Way Out Ahead

Live Nation looks to have made light of the loss of the Hultsfred booking contract by establishing a festival that’s already challenging at the top of the Swedish market.

Within a couple of months of buying the 51 percent of the company it didn’t already own, LN has seen the second edition of Luger’s Way Out West Festival pull crowds of about 22,000 per day.

That’s a couple of thousand below what this year’s Hultsfred Festival did, but the Gothenburg event is making such rapid progress that it could well be a very close call in 2009.

Last year, Way Out West had to increase the Slottsskogen site capacity to 16,000 after the original 10,000 tickets went weeks in advance.
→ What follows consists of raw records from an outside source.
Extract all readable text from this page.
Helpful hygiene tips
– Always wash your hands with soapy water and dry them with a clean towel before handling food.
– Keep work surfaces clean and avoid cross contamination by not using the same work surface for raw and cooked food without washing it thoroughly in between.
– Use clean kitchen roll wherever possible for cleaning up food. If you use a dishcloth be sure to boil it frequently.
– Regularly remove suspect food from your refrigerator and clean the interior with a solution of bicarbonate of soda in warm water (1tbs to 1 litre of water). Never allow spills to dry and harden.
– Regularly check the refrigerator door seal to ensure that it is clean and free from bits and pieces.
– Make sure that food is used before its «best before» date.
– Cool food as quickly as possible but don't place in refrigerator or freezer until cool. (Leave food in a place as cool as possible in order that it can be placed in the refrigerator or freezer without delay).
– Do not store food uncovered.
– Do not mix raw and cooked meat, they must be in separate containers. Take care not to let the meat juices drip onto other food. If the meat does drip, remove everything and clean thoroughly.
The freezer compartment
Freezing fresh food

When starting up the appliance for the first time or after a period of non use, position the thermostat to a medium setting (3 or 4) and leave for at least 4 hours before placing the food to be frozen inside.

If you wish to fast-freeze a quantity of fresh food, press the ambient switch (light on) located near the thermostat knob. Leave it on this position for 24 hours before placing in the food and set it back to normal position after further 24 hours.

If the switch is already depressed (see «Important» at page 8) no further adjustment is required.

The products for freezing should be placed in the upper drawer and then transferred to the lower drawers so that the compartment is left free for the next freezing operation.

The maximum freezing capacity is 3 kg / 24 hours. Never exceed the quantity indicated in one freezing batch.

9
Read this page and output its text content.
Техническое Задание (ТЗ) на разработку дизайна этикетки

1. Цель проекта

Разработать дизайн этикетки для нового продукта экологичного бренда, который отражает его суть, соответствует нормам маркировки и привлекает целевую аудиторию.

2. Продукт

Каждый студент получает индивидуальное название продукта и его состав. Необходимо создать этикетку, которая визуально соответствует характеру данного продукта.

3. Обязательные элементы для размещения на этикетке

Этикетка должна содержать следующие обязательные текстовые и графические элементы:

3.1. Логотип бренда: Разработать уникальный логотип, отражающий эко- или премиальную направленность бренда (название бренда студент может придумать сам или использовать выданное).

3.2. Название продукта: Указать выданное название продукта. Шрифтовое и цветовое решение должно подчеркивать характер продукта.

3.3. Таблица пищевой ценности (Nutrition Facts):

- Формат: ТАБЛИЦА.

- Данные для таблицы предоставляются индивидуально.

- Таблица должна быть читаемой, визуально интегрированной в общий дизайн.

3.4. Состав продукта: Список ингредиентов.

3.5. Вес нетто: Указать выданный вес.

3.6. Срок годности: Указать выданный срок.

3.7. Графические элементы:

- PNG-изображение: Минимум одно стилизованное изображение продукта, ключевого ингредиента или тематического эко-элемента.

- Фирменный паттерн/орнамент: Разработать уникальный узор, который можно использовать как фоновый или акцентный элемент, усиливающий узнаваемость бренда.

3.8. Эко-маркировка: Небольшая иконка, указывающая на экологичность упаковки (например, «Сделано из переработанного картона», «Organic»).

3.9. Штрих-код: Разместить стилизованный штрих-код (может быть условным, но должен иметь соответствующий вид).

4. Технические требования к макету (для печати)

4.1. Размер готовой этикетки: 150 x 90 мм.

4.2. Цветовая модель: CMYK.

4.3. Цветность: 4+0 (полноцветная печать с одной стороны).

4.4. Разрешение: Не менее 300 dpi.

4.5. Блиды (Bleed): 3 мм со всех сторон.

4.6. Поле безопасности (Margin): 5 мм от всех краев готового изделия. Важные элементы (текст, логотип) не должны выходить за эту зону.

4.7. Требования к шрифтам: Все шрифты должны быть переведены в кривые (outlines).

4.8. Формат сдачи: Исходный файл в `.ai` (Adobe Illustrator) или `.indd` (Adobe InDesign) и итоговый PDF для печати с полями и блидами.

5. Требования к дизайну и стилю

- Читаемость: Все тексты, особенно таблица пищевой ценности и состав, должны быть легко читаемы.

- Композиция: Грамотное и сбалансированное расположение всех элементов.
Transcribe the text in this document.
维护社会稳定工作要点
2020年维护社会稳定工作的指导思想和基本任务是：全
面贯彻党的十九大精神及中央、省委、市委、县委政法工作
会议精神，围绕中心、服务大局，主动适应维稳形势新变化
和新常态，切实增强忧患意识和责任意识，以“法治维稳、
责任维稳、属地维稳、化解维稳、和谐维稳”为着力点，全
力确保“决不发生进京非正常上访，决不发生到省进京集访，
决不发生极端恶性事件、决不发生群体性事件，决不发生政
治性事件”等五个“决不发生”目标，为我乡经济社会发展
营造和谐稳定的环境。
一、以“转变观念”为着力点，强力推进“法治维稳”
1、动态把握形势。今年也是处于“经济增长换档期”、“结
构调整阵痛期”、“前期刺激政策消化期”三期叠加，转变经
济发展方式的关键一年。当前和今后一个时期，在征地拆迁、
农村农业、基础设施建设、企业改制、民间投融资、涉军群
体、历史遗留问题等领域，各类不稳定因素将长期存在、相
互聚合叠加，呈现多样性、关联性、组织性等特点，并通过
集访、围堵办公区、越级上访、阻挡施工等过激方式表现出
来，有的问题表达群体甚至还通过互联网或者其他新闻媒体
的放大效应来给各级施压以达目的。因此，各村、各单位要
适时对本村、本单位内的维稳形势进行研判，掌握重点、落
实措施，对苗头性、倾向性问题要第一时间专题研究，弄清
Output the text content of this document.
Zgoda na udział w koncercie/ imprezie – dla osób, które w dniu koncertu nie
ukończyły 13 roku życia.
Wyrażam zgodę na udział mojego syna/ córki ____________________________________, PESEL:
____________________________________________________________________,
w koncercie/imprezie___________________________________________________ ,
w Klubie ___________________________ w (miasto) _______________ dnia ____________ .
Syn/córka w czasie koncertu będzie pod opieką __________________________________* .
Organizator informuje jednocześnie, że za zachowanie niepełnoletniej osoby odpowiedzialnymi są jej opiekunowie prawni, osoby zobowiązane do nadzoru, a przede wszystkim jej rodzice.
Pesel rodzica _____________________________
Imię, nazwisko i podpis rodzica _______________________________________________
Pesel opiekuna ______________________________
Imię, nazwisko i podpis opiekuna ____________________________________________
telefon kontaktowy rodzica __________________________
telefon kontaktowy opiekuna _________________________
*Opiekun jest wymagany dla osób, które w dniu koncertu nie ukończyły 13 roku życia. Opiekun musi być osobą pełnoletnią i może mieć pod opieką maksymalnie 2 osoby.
“I don’t want to sound big-headed in any way, but I think it’s fair to say that Way Out West in only two years has become Sweden’s most important festival and people tend to think it has set a new standard,” Luger chief Ola Broquist told Pollstar after this year’s figures showed the event has grown a further 40 percent.

“More or less all the Swedish media has reacted extremely well to the festival. We’re extremely happy that so many people share our taste in music and the idea of a nice festival. We are simply doing the festival we would like to visit ourselves,” he said.

In the last year, the Swedish outdoor market has witnessed a major shakeup, beginning with David Maloney and Mikael Tillman leaving Live Nation to join AEG.

LN’s neighbour and global rival followed up by buying Supreme Royal Deluxe, the Hultsfred booking company owned by Petri Lunden and Janne Kleman.

That move effectively took Kleman to AEG, while Niklas Jonsson – his assistant at Supreme Royal Deluxe – moved to Luger. Jonsson also books acts for some of the country’s smaller outdoors including Umeå Open Festival and Stockholm’s Propaganda Festival.

The acts helping LN and Luger make a big bang in the Swedish festival business August 7-9 included Neil Young, Franz Ferdinand, Grinderman, Sigur Rós, Sonic Youth and The Flaming Lips.